今回、全社員への諸手当のカットも、バンビ工業における担当課長の過重労働・残業代未払も、全て最終的には、この会社のオーナー体質にあります。究極的言えば、諸手当のカットも、人事担当者のオーナーへの成績アピールであり、過重労働・残業代未払も、オーナーへ業績報告の数字を良く見せようとの違法操作です。そんなレベルで全社員の待遇が不利益に変更されたり、一部の社員に過労死レベルの労働を強いられ、しかもその対価を払われないという様な状況を許していいものでしょうか?

最盛期に比べれば業績は相当落ちています。しかし、現時点において、経営を圧迫するような業績ではないし、これまで数十年に渡る残業代未払によるプール金があるはずです。一体、この会社のオーナーは何を目指しているのでしょうか?

「住宅手当等の廃止・配偶者手当の改悪」しかり「長時間労働・未払残業代」しかり、数字追及のために社員に多大な不利益を課す㈱バンビ。団体交渉でその不透明部分を追求すれば、保身のために不誠実な回答を繰り返す担当者達。この体質はすべてオーナー一人に起因しているという事です。

・3年後に手当を削られ将来に不安を抱えて働く社員。
・出世して課長になれば残業代も出ずに、人の数倍も働かされるのを目の前で見る社員達。

このよう状況で、ポジティブに会社の為に仕事が出来るでしょうか?お客様に喜んでもらえる製品を自信もって届けようという気になれるでしょうか?

団体交渉で勝ち取りたい最大の論点は「社員を本当に大切にする会社になって欲しい。」ということです。法律上、会社は株主のものでしょうが、実質、会社は社員の力なくして成り立つことは出来ません。

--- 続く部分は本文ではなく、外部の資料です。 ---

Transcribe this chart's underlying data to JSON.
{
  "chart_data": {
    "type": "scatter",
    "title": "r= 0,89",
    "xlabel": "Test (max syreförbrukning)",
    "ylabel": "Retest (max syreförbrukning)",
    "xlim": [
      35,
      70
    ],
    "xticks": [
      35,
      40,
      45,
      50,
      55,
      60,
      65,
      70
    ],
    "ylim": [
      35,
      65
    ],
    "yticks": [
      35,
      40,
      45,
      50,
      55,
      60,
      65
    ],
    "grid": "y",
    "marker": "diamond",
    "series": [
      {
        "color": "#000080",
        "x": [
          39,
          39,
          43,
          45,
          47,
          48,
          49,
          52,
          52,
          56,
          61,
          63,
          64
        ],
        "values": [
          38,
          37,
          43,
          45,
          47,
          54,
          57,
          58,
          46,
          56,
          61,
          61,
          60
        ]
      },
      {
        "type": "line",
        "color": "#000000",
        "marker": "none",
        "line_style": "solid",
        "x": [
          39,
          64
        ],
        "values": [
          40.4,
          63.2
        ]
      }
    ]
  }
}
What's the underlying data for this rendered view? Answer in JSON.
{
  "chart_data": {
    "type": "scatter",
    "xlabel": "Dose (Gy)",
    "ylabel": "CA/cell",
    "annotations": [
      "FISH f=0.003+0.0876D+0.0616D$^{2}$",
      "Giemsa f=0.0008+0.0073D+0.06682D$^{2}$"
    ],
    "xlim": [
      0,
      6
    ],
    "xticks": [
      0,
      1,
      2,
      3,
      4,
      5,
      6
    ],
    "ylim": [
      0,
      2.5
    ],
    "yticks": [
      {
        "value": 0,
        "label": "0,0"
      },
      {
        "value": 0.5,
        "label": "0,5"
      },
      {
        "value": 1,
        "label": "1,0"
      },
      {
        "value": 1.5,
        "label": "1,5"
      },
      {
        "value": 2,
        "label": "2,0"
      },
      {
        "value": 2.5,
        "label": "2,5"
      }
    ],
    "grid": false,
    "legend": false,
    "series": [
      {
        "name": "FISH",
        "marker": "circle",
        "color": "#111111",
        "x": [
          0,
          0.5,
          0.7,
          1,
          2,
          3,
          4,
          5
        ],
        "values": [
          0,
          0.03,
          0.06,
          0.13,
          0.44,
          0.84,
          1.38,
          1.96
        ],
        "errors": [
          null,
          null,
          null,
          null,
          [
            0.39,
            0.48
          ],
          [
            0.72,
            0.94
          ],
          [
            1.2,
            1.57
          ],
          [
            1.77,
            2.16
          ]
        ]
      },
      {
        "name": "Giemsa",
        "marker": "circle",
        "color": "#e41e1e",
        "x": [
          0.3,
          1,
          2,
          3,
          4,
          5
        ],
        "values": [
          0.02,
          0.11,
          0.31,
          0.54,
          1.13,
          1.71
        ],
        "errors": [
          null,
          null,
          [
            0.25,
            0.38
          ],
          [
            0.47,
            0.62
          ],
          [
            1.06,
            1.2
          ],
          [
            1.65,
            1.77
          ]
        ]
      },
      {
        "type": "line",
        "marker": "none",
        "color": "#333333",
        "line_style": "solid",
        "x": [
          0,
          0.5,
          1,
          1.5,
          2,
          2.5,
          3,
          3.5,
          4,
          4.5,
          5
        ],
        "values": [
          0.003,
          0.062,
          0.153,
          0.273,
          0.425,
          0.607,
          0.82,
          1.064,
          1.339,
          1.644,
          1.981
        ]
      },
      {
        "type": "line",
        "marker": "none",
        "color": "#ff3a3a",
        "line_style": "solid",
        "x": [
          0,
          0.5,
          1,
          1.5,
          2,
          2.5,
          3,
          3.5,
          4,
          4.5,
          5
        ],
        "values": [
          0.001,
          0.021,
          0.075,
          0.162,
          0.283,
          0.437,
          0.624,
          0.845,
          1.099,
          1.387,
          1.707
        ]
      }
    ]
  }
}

会社の原動力である社員一人一人の力なくして会社の存続など成り立つ訳はないです。「自分の社員さえ幸せに出来ない会社が、顧客を満足させる製品を世に出すことなど不可能だ」という事です。「社員を大切にする会社」だからこそ、社員は、自分の命でもある時間を「会社」の為に投資するわけです。一体、この会社は何を目指しているのでしょうか?